The recent decision to place Harriet Tubman on U.S. currency is a wonderful step in the right direction, but arguably less for the selection of the legendary slave-freeing Tubman, and more for whose disappearance from currency this occasion marks: Andrew Jackson. Honoring Tubman--as we rightfully should--uplifts values we already claim to hold. To be frank, it shouldn't be a brave act.

As a nation, our clutch on "heritage" is, in part, a symptom of our young age, but the young-nation argument is a tired defense trotted out as an escape from cognitive dissonance. It's important to understand that we can't have level ground to start honest discussions about race politics so long as Andrew Jackson, who held hundreds of slaves and is responsible for the Indian Removal Act (ruled unconstitutional even by the Supreme Court in his own time) and the notorious Cherokee Trail of Tears, is on our currency.

Thus, replacing Jackson is a difficult rejection of cognitive dissonance. Progress is often heralded for its forward movements, but forward movements cannot occur without rejecting their antithesis--one cannot truly embrace love without eschewing hate, much as replacing a boat's tattered flag does nothing about the anchor keeping it ashore.

There is a simple exercise for anyone who disagrees with this assessment: simply try to think of any other historical figure who committed similar crimes, in any other nation--and imagine them on that nation's modern currency. Of course, every genocide is different in scope, scale, and nuance, but as an exercise, you will quickly find that Josef Stalin is not on the Russian ruble, nor Vlad the Impaler on the Romanian leu. It is absurd to imagine.

And yet, no "erasure" of their history has happened. Their histories are taught in schools outside of their home countries. Their Wikipedias overfloweth. The idea that atrocities must be remembered in the form of statues and currency is a disingenuous argument: atrocities are remembered, full stop.

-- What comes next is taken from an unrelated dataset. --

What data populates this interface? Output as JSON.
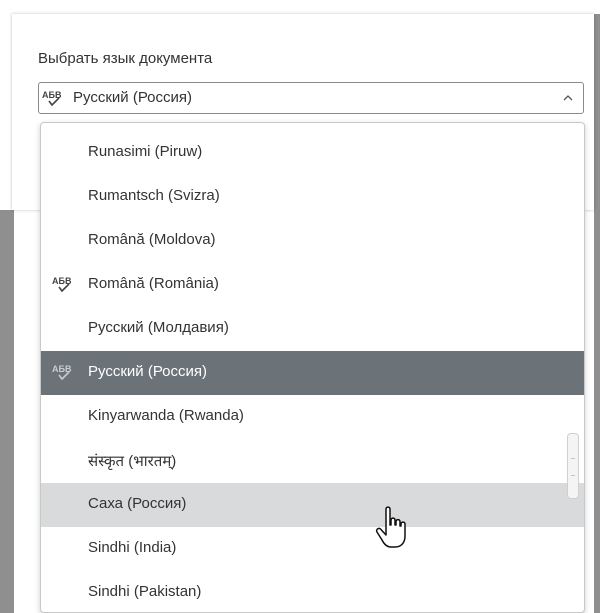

What really disappears when we remove Confederate flags? What vanishes when stone slavers move from town squares to museums? The cognitive dissonance. What is missing is the painful, self-harming balancing act of praise and condemnation in the same breath.

Imagine, fellow white people, what it must be like to be a person of color sitting in a classroom and learning about the blight of Andrew Jackson. Imagine learning the details of his atrocities. The countless slaves on his properties. The countless indigenous peoples dying painful, prolonged deaths. The erasure of their culture.

Then, imagine breaking for lunch, and pulling out bills at the register with the faces of men like Andrew Jackson.

Better yet, don't imagine. Listen.

In the end, it comes down to a difficult truth: cognitive dissonance is uncomfortable. It represents more than holding two opposing viewpoints, because those two viewpoints hold root in separate belief systems. In this instance, a white person simply does not know what it's like to grow up in a society that teaches of the massacring of non-whites by such men in school, while revering them on our currency. But we do know that it is wrong.

And that's the great thing about cognitive dissonance. It's a good pain. The pain that tells us we're growing. It's a deep, lingering pain, like growing in adult teeth. And sometimes, you gotta just rip the old ones clean out.